Workers or minority entrepreneurs can take over hundreds of thousands of viable inner-city and rural manufacturing firms whose white owners are retiring. With adequate funding and support, worker-cooperative ownership can succeed by learning from the Union Coop model designed by the United Steelworkers and from the example of the longtime achievements of the Mondragon coops in the Basque region of Spain.
Inclusive capital strategies are critical for achieving the goals of both environmentalists and the labor movement (and others). Environmentalists and labor unionists talk about a “just transition” to new jobs and a new economy, but without a concrete plan of how to accomplish either. Public investment in advanced manufacturing that is democratic, inclusive, and well-funded can offer solutions for a just transition and the foundation for more significant transformations, building popular unity and momentum for change.
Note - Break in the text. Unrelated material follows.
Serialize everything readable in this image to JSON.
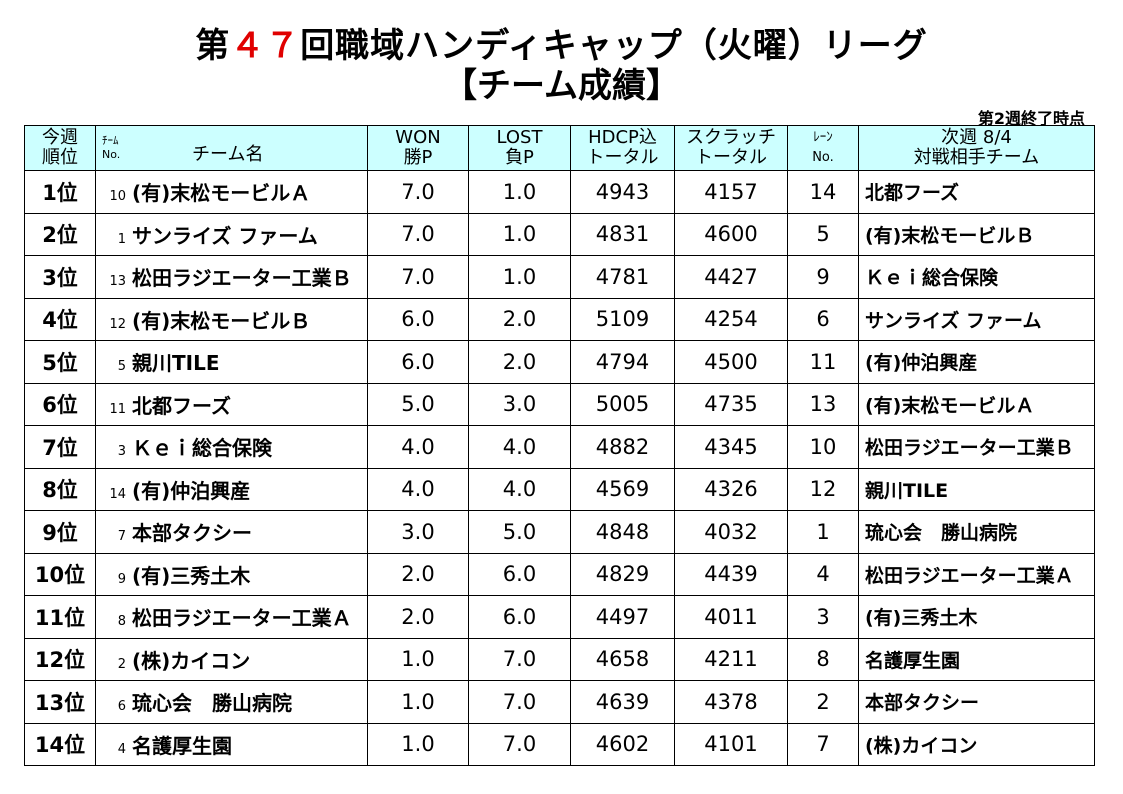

High-road, advanced manufacturing is fundamental to addressing progressive goals. While many environmentalists dismiss manufacturing as irrelevant or anti-green, the climate crisis still requires a Green New Deal to transform our energy sources into renewables, design and build new infrastructure, and manufacture hardware—including wind turbines; solar arrays; wave generators; systems of locks, dams, trains, and rails to transport components;a new Smart Grid; and EV charging stations. Currently, US industry and its workforce lack the capacity to produce many of these components—let alone install and maintain them (all potentially high-wage, long-term jobs). For a more equitable, inclusive, and sustainable future, we need to manufacture new equipment and products with new supply chains, new skills, and new relations of production.
The labor movement primarily focuses on its own growth and bargaining for wages and benefits within the “management’s rights” framework. It routinely does not contend for power over how capital is invested or what technology, products, and processes are used. We need to bring management rights into bargaining. When workers are owners and stakeholders, neoliberal capitalists will no longer maintain unfettered command.
We must also take on the equally crucial challenge of intolerable wealth accumulation and income inequality through more wealth creation as well as more equitable distribution. We must insist on inclusion as a priority in a renaissance of manufacturing and transformation of the economy. Beyond traditional set-asides for women and minority-owned businesses, inclusion is accomplished through public policy that identifies and prioritizes disadvantaged communities for investment in advanced manufacturing and provides training, financing, and strategic support to ensure success of individuals as well as high-road enterprises. Inclusion in a manufacturing renaissance creates opportunities for the working class and people of color to develop the technical skills, knowledge, and values to guide a revolutionary change in the social relations of production. A truly transformative Green New Deal requires a new paradigm of inclusive advanced manufacturing.
[Carl Davidson, a New Left writer going back to the 1960s, is currently active in Reimagine Beaver County and Progressive Democrats of America and manages the SolidarityEconomy.net website.
Bill Fletcher, Jr. is a longtime trade unionist and international activist, co-author of Solidarity Divided, and author of “They’re Bankrupting Us” – And Twenty Other Myths about Unions.
Nina Gregg consults with social justice organizations, advocacy groups and educators and is on the Leadership Team of Blount County SURJ (Showing Up for Racial Justice) and on the board of Three Rivers Market Cooperative in Knoxville, Tennessee.]